Sunday, April 11, 2010

[Asian American Poet Spotlight] Barbara Tran


It's been a little while since we've last heard from Barbara Tran, a Vietnamese American poet born in New York City. In 2002 she released her first poetry collection, In the Mynah Bird's Own Words through Tupelo Press, and was a finalist for the PEN OpenBook Award.

She was a coeditor of the 1998 anthology Watermark: Vietnamese American Poetry and Prose, published by the Asian American Writers' Workshop. Barbara Tran also served as a guest editor for a special issue of the Michigan Quarterly Review entitled Viet nam: Beyond the Frame. Many became familiar with her as a subject in the documentary Between the Lines: Asian American Women's Poetry by the filmmaker Yunah Hong. Her other credits include poems in Ploughshares, Women's Review of Books, The New Yorker and MANOA,Two Rivers: New Vietnamese Writing from America and Viet Nam

Interestingly, she's also a certified dog trainer in Vermont, a graduate of Pat Miller's Peaceful Paws Academy. Some have suggested she may also be working on a second book of poetry and a novel.
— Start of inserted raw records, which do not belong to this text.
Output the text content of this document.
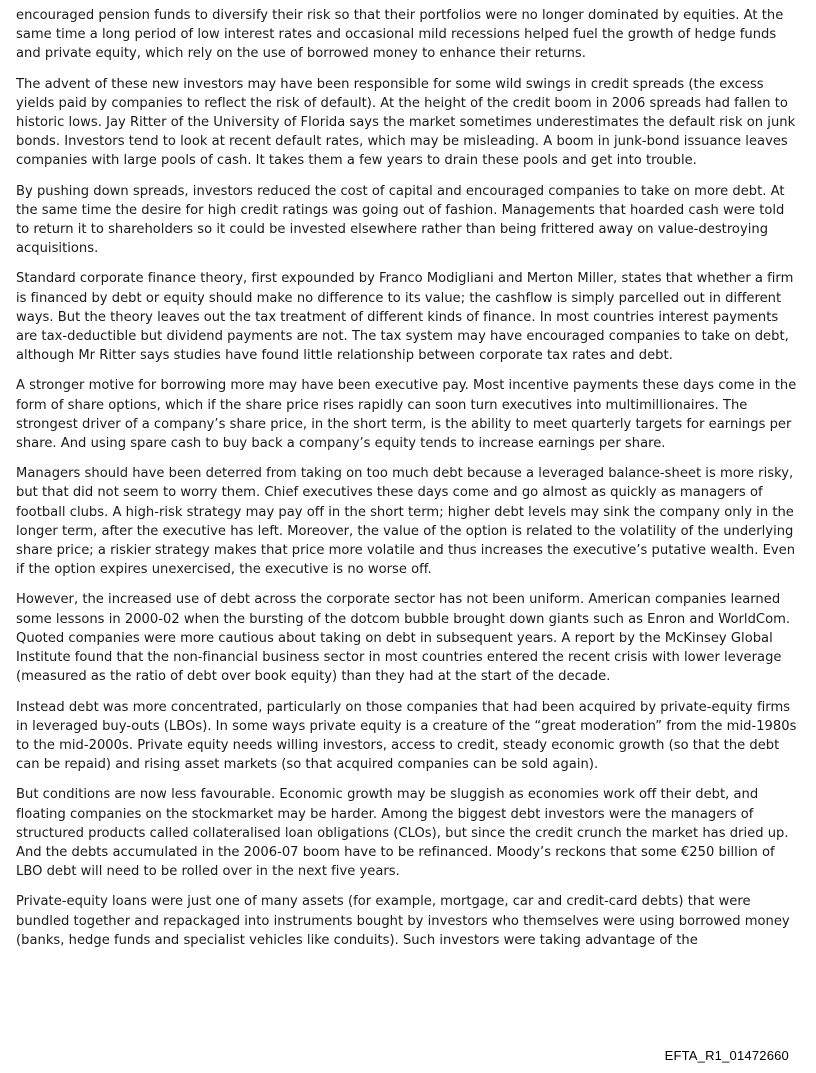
encouraged pension funds to diversify their risk so that their portfolios were no longer dominated by equities. At the same time a long period of low interest rates and occasional mild recessions helped fuel the growth of hedge funds and private equity, which rely on the use of borrowed money to enhance their returns.

The advent of these new investors may have been responsible for some wild swings in credit spreads (the excess yields paid by companies to reflect the risk of default). At the height of the credit boom in 2006 spreads had fallen to historic lows. Jay Ritter of the University of Florida says the market sometimes underestimates the default risk on junk bonds. Investors tend to look at recent default rates, which may be misleading. A boom in junk-bond issuance leaves companies with large pools of cash. It takes them a few years to drain these pools and get into trouble.

By pushing down spreads, investors reduced the cost of capital and encouraged companies to take on more debt. At the same time the desire for high credit ratings was going out of fashion. Managements that hoarded cash were told to return it to shareholders so it could be invested elsewhere rather than being frittered away on value-destroying acquisitions.

Standard corporate finance theory, first expounded by Franco Modigliani and Merton Miller, states that whether a firm is financed by debt or equity should make no difference to its value; the cashflow is simply parcelled out in different ways. But the theory leaves out the tax treatment of different kinds of finance. In most countries interest payments are tax-deductible but dividend payments are not. The tax system may have encouraged companies to take on debt, although Mr Ritter says studies have found little relationship between corporate tax rates and debt.

A stronger motive for borrowing more may have been executive pay. Most incentive payments these days come in the form of share options, which if the share price rises rapidly can soon turn executives into multimillionaires. The strongest driver of a company’s share price, in the short term, is the ability to meet quarterly targets for earnings per share. And using spare cash to buy back a company’s equity tends to increase earnings per share.

Managers should have been deterred from taking on too much debt because a leveraged balance-sheet is more risky, but that did not seem to worry them. Chief executives these days come and go almost as quickly as managers of football clubs. A high-risk strategy may pay off in the short term; higher debt levels may sink the company only in the longer term, after the executive has left. Moreover, the value of the option is related to the volatility of the underlying share price; a riskier strategy makes that price more volatile and thus increases the executive’s putative wealth. Even if the option expires unexercised, the executive is no worse off.

However, the increased use of debt across the corporate sector has not been uniform. American companies learned some lessons in 2000-02 when the bursting of the dotcom bubble brought down giants such as Enron and WorldCom. Quoted companies were more cautious about taking on debt in subsequent years. A report by the McKinsey Global Institute found that the non-financial business sector in most countries entered the recent crisis with lower leverage (measured as the ratio of debt over book equity) than they had at the start of the decade.

Instead debt was more concentrated, particularly on those companies that had been acquired by private-equity firms in leveraged buy-outs (LBOs). In some ways private equity is a creature of the “great moderation” from the mid-1980s to the mid-2000s. Private equity needs willing investors, access to credit, steady economic growth (so that the debt can be repaid) and rising asset markets (so that acquired companies can be sold again).

But conditions are now less favourable. Economic growth may be sluggish as economies work off their debt, and floating companies on the stockmarket may be harder. Among the biggest debt investors were the managers of structured products called collateralised loan obligations (CLOs), but since the credit crunch the market has dried up. And the debts accumulated in the 2006-07 boom have to be refinanced. Moody’s reckons that some €250 billion of LBO debt will need to be rolled over in the next five years.

Private-equity loans were just one of many assets (for example, mortgage, car and credit-card debts) that were bundled together and repackaged into instruments bought by investors who themselves were using borrowed money (banks, hedge funds and specialist vehicles like conduits). Such investors were taking advantage of the

EFTA_R1_01472660
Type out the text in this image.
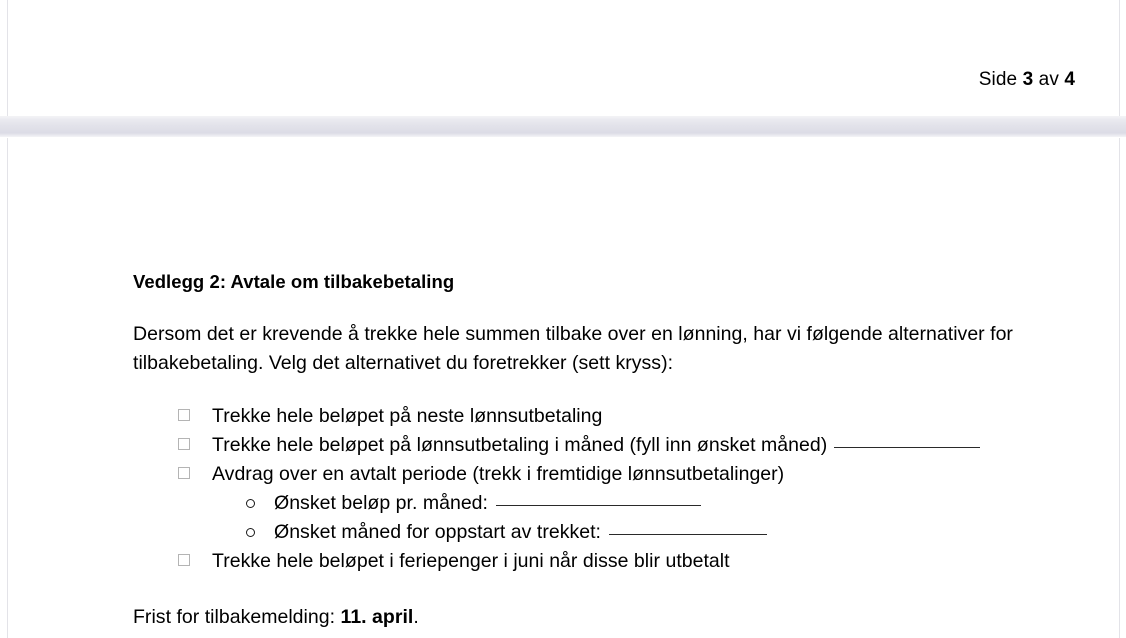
Side 3 av 4
Vedlegg 2: Avtale om tilbakebetaling

Dersom det er krevende å trekke hele summen tilbake over en lønning, har vi følgende alternativer for tilbakebetaling. Velg det alternativet du foretrekker (sett kryss):

Trekke hele beløpet på neste lønnsutbetaling
Trekke hele beløpet på lønnsutbetaling i måned (fyll inn ønsket måned)
Avdrag over en avtalt periode (trekk i fremtidige lønnsutbetalinger)
Ønsket beløp pr. måned:
Ønsket måned for oppstart av trekket:
Trekke hele beløpet i feriepenger i juni når disse blir utbetalt

Frist for tilbakemelding: 11. april.
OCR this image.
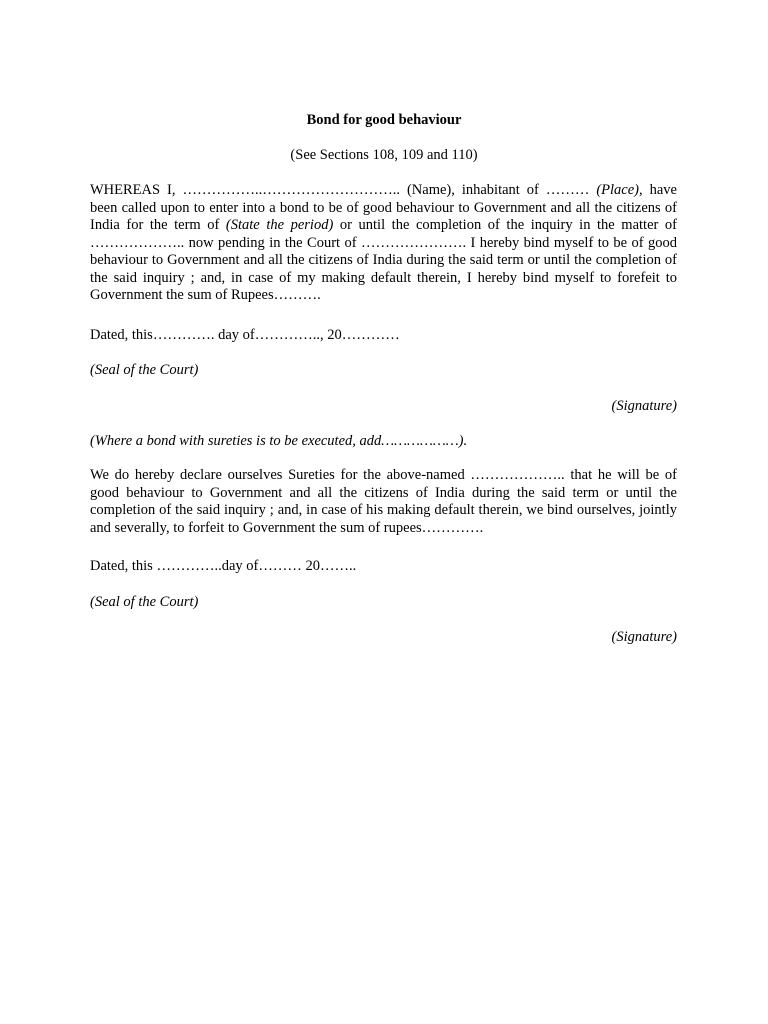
Bond for good behaviour
(See Sections 108, 109 and 110)

WHEREAS I, ……………..……………………….. (Name), inhabitant of ……… (Place), have been called upon to enter into a bond to be of good behaviour to Government and all the citizens of India for the term of (State the period) or until the completion of the inquiry in the matter of ……………….. now pending in the Court of …………………. I hereby bind myself to be of good behaviour to Government and all the citizens of India during the said term or until the completion of the said inquiry ; and, in case of my making default therein, I hereby bind myself to forefeit to Government the sum of Rupees……….

Dated, this…………. day of………….., 20…………

(Seal of the Court)

(Signature)

(Where a bond with sureties is to be executed, add………………).

We do hereby declare ourselves Sureties for the above-named ……………….. that he will be of good behaviour to Government and all the citizens of India during the said term or until the completion of the said inquiry ; and, in case of his making default therein, we bind ourselves, jointly and severally, to forfeit to Government the sum of rupees………….

Dated, this …………..day of……… 20……..

(Seal of the Court)

(Signature)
But while we're waiting for these to show up, we can look at poems of hers such as Fire or Phu Nhuan. If you can get a copy of In The Mynah Bird's Own Words, you'll find she's combined prose poems with more traditional work, mostly opting for very compact forms. Most of those who've read it find her long poem Rosary to be the framing piece. It's fair to suggest that in the space of the 12 poems she includes within 32 pages, she's accomplished a great deal worth keeping an eye out for in the future.